By electron microscopy, crystals of various size and shape (rectangular, rhomboid, round, or needle-shaped) are detected within the cytoplasm of proximal tubule cells
(
Fig. 60.8C). Intracytoplasmic crystals are surrounded by a single smooth membrane, likely of lysosomal origin.
58,
106 In rare cases, crystals are also seen in distal tubule cells. In other cases, crystals are not found by light microscopy, but electron microscopy shows enlarged vesicular bodies containing dense tubular and rod-like structures
101,
102,
103 or fibrils and needle-shaped deposits very close to crystalline structures.
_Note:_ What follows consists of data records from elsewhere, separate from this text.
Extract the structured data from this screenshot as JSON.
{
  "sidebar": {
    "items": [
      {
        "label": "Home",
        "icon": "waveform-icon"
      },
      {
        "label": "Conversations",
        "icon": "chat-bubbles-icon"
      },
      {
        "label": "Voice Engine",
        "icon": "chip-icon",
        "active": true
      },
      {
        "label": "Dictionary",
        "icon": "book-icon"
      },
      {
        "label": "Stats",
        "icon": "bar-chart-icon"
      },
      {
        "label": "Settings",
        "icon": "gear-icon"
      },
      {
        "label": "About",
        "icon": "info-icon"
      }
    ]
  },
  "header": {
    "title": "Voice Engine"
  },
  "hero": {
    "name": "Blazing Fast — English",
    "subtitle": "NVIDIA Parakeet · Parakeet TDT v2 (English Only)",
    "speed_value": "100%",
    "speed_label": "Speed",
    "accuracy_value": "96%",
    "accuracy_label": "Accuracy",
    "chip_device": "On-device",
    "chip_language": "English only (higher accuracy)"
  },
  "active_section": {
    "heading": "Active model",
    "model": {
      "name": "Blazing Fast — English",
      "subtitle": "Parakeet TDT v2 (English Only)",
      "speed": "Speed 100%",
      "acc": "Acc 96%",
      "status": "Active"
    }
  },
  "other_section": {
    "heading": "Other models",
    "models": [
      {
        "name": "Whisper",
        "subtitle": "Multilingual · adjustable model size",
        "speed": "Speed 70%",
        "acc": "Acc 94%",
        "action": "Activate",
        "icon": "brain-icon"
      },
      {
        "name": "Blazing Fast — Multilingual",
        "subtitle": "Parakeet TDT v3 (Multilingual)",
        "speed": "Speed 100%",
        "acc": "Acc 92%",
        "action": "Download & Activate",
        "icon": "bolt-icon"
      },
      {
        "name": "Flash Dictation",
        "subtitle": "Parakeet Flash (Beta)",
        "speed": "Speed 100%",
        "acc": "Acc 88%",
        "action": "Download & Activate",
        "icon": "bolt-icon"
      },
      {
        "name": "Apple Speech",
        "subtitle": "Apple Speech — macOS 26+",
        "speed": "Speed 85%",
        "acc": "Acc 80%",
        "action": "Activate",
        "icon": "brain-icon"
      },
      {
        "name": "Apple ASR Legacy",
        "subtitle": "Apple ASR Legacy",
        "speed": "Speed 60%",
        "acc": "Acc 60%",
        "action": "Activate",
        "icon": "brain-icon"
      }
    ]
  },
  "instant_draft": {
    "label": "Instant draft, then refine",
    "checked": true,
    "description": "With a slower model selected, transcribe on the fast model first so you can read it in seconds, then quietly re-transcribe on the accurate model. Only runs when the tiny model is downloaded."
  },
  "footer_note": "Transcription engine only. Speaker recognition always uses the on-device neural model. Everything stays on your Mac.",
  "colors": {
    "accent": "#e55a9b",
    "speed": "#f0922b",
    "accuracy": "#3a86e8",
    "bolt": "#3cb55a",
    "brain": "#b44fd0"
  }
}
Crystal formation in plasma cell dyscrasia-associated FS is not limited to renal tubule epithelium but also occurs in bone marrow and tissue-infiltrating plasma cells, and in macrophages (
Figs. 60.8C and
60.9).
103,
106 In plasma cells, crystals are localized not only in lysosomes, but they are also frequently found inside the granular endoplasmic reticulum. Crystal formation in these organelles therefore suggests incomplete proteolysis of LCs. The slow progression of myeloma disease in typical FS associated with crystal formation may be explained by the deleterious effects on cell growth of the accumulation of crystalline inclusions in the tumor plasma cells. A peculiar accumulation of LC crystals may be observed within lysosomes of macrophages in the bone marrow and other organs, defining “crystal-storing histiocytosis” (CSH). In CSH, invariably associated with κ LC monoclonal gammopathy, crystals appear to be mostly made up of monoclonal κ LC, and more rarely of entire IgG. Renal manifestations in CSH are mostly represented by chronic tubulointerstitial nephritis and FS with accumulation of monoclonal κ LC crystals within proximal tubular cells. Perirenal and interstitial infiltration by histiocytes containing eosinophilic crystalline inclusions (pseudo- pseudo Gaucher cells) is suggestive of the disease. Specific molecular peculiarities in the V domains of CSH monoclonal
κ LCs may account for crystal accumulation within histiocytes and multiple organ involvement.
113
Although crystals are a salient feature of the plasma cell dyscrasia-associated FS, they are neither specific nor absolutely constant. Crystals were found in 16 of 28 (57%) patients in the two largest series published so far.
104,
105 They may also be found, albeit in low amounts, in proximal tubule epithelial cells of patients with CN,
16,
58 and occasionally in myeloma patients with isolated tubular lesions, that is, in the absence of myeloma casts.
Outcome and Treatment
As expected, patients with multiple myeloma have shorter survival time than those with MGUS. In the Mayo Clinic’s series, only one of the 14 patients with MGUS developed multiple myeloma, and at the end of follow-up, only 5 of 32 patients had evolved to end-stage renal disease.
105
In patients with osteomalacia, considerable improvement can be obtained with 1
α-hydroxyvitamin D, calcium, and phosphorus supplementation. The effect of chemotherapy on the proximal tubule impairment is much more debated. It was reported that the treatment of underlying myeloma improved urinary signs and tubular transport abnormalities. However, no significant change in renal function was observed in the two largest series.
104,
105 It has been suggested that the presence of crystals within plasma cells should be added to the list of criteria against chemotherapy in
myeloma. Because chemotherapy, especially with alkylating agents, carries a significant risk of complications but without much benefit for kidney function, and because patients who do not have an overt malignancy show a relatively benign course, the risks and benefits of chemotherapy should be weighed carefully. Whether novel antimyeloma agents might improve renal prognosis in FS remains to be established.